Abstract:The changes in the global climate and their far-reaching consequences for the
world population are gaining increasing public, political, and scientific attention.
Several methods for reducing the emissions of the main greenhouse gases
carbon dioxide (CO2), methane (CH4), and laughing gas (N2O) are being
considered. Injecting and storing the most important greenhouse gas CO2
in deep geological formations (e.g. aquifers, exploited gas and oil reservoirs)
is one option that is being discussed seriously.
The application of this method, also called CO2 sequestration, raises questions,
many of which are still open:
- Which problems can arise during the injecting process of carbon dioxide in
deep geological formations?
- What preconditions are necessary to guarantee long-term storage?
- How does the CO2 migrate in which geological conditions?
- Which effects can fractures, faults, or wells have on CO2 storage?
- What is the storage capacity of a given CO2 reservoir?
To carry out estimations and answer these and other questions, it is necessary
to develop physical-mathematical model concepts for the processes that take place
in the subsurface. In this connection, the following aspects are significant:
- Description of the CO2 fluid properties.

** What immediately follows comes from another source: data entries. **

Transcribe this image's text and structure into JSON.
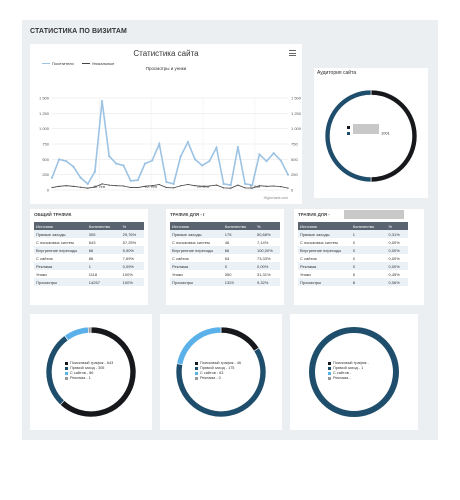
{
  "page": {
    "title": "СТАТИСТИКА ПО ВИЗИТАМ"
  },
  "chart_data": {
    "type": "line",
    "title": "Статистика сайта",
    "subtitle": "Просмотры и уники",
    "ylim": [
      0,
      1500
    ],
    "yticks": [
      "1 500",
      "1 250",
      "1 000",
      "750",
      "500",
      "250",
      "0"
    ],
    "right_yticks": [
      "1 500",
      "1 250",
      "1 000",
      "750",
      "500",
      "250",
      "0"
    ],
    "xlabels": [
      "15. Янв",
      "22. Янв",
      "29. Янв",
      "5. Фев"
    ],
    "credit": "Highcharts.com",
    "series": [
      {
        "name": "Посетители",
        "color": "#9cc3e3",
        "values": [
          200,
          500,
          470,
          380,
          200,
          100,
          300,
          1450,
          550,
          430,
          400,
          150,
          160,
          430,
          480,
          750,
          130,
          100,
          550,
          780,
          500,
          400,
          470,
          690,
          100,
          80,
          700,
          100,
          80,
          580,
          470,
          600,
          480,
          250
        ]
      },
      {
        "name": "Уникальные",
        "color": "#444444",
        "values": [
          40,
          60,
          70,
          60,
          45,
          30,
          50,
          100,
          80,
          70,
          65,
          40,
          40,
          60,
          70,
          90,
          40,
          35,
          70,
          90,
          70,
          60,
          65,
          80,
          35,
          30,
          80,
          35,
          30,
          70,
          60,
          65,
          55,
          30
        ]
      }
    ]
  },
  "audience": {
    "title": "Аудитория сайта",
    "label_b": "1001",
    "ring": [
      0.5,
      0.5
    ],
    "colors": {
      "dark": "#17181c",
      "blue": "#1f4e6c"
    }
  },
  "tables": [
    {
      "title": "ОБЩИЙ ТРАФИК",
      "headers": [
        "Источник",
        "Количество",
        "%"
      ],
      "rows": [
        [
          "Прямые заходы",
          "305",
          "29,76%"
        ],
        [
          "С поисковых систем",
          "643",
          "57,25%"
        ],
        [
          "Внутренние переходы",
          "66",
          "5,90%"
        ],
        [
          "С сайтов",
          "86",
          "7,69%"
        ],
        [
          "Реклама",
          "1",
          "0,09%"
        ],
        [
          "Уники",
          "1118",
          "100%"
        ],
        [
          "Просмотры",
          "14257",
          "100%"
        ]
      ]
    },
    {
      "title": "ТРАФИК ДЛЯ - I",
      "headers": [
        "Источник",
        "Количество",
        "%"
      ],
      "rows": [
        [
          "Прямые заходы",
          "175",
          "50,68%"
        ],
        [
          "С поисковых систем",
          "46",
          "7,14%"
        ],
        [
          "Внутренние переходы",
          "66",
          "100,00%"
        ],
        [
          "С сайтов",
          "63",
          "73,33%"
        ],
        [
          "Реклама",
          "0",
          "0,00%"
        ],
        [
          "Уники",
          "350",
          "31,31%"
        ],
        [
          "Просмотры",
          "1329",
          "9,32%"
        ]
      ]
    },
    {
      "title": "ТРАФИК ДЛЯ -",
      "headers": [
        "Источник",
        "Количество",
        "%"
      ],
      "rows": [
        [
          "Прямые заходы",
          "1",
          "0,31%"
        ],
        [
          "С поисковых систем",
          "0",
          "0,00%"
        ],
        [
          "Внутренние переходы",
          "0",
          "0,00%"
        ],
        [
          "С сайтов",
          "0",
          "0,00%"
        ],
        [
          "Реклама",
          "0",
          "0,00%"
        ],
        [
          "Уники",
          "5",
          "0,45%"
        ],
        [
          "Просмотры",
          "8",
          "0,06%"
        ]
      ]
    }
  ],
  "pies": [
    {
      "legend": [
        "Поисковый трафик - 643",
        "Прямой заход - 305",
        "С сайтов - 86",
        "Реклама - 1"
      ],
      "colors": [
        "#17181c",
        "#1f4e6c",
        "#5ab0e8",
        "#999999"
      ],
      "fractions": [
        0.62,
        0.28,
        0.09,
        0.01
      ]
    },
    {
      "legend": [
        "Поисковый трафик - 46",
        "Прямой заход - 175",
        "С сайтов - 63",
        "Реклама - 0"
      ],
      "colors": [
        "#17181c",
        "#1f4e6c",
        "#5ab0e8",
        "#999999"
      ],
      "fractions": [
        0.16,
        0.62,
        0.22,
        0.0
      ]
    },
    {
      "legend": [
        "Поисковый трафик -",
        "Прямой заход - 1",
        "С сайтов -",
        "Реклама -"
      ],
      "colors": [
        "#17181c",
        "#1f4e6c",
        "#5ab0e8",
        "#999999"
      ],
      "fractions": [
        0.0,
        1.0,
        0.0,
        0.0
      ]
    }
  ]
}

- Description of the properties of the multiphase multicomponent system
(brine, CO2) based on thermodynamic theory.
- Taking into account the occuring phase states and corresponding primary
After the physical-mathematical model concept has been developed, it has to be
transformed into numerical algorithms. It is planned to extend the program
MUFTE_UG by the properties mentioned. Subsequently, the model concept will be
checked by carrying out simulations.
In this project, a final step is to be the analysis and assessment of the
influence of physical parameters (porosities, permeabilities, capillary
pressure-saturation relationships, etc.) on the processes during CO2 injection
and storage in geological formations.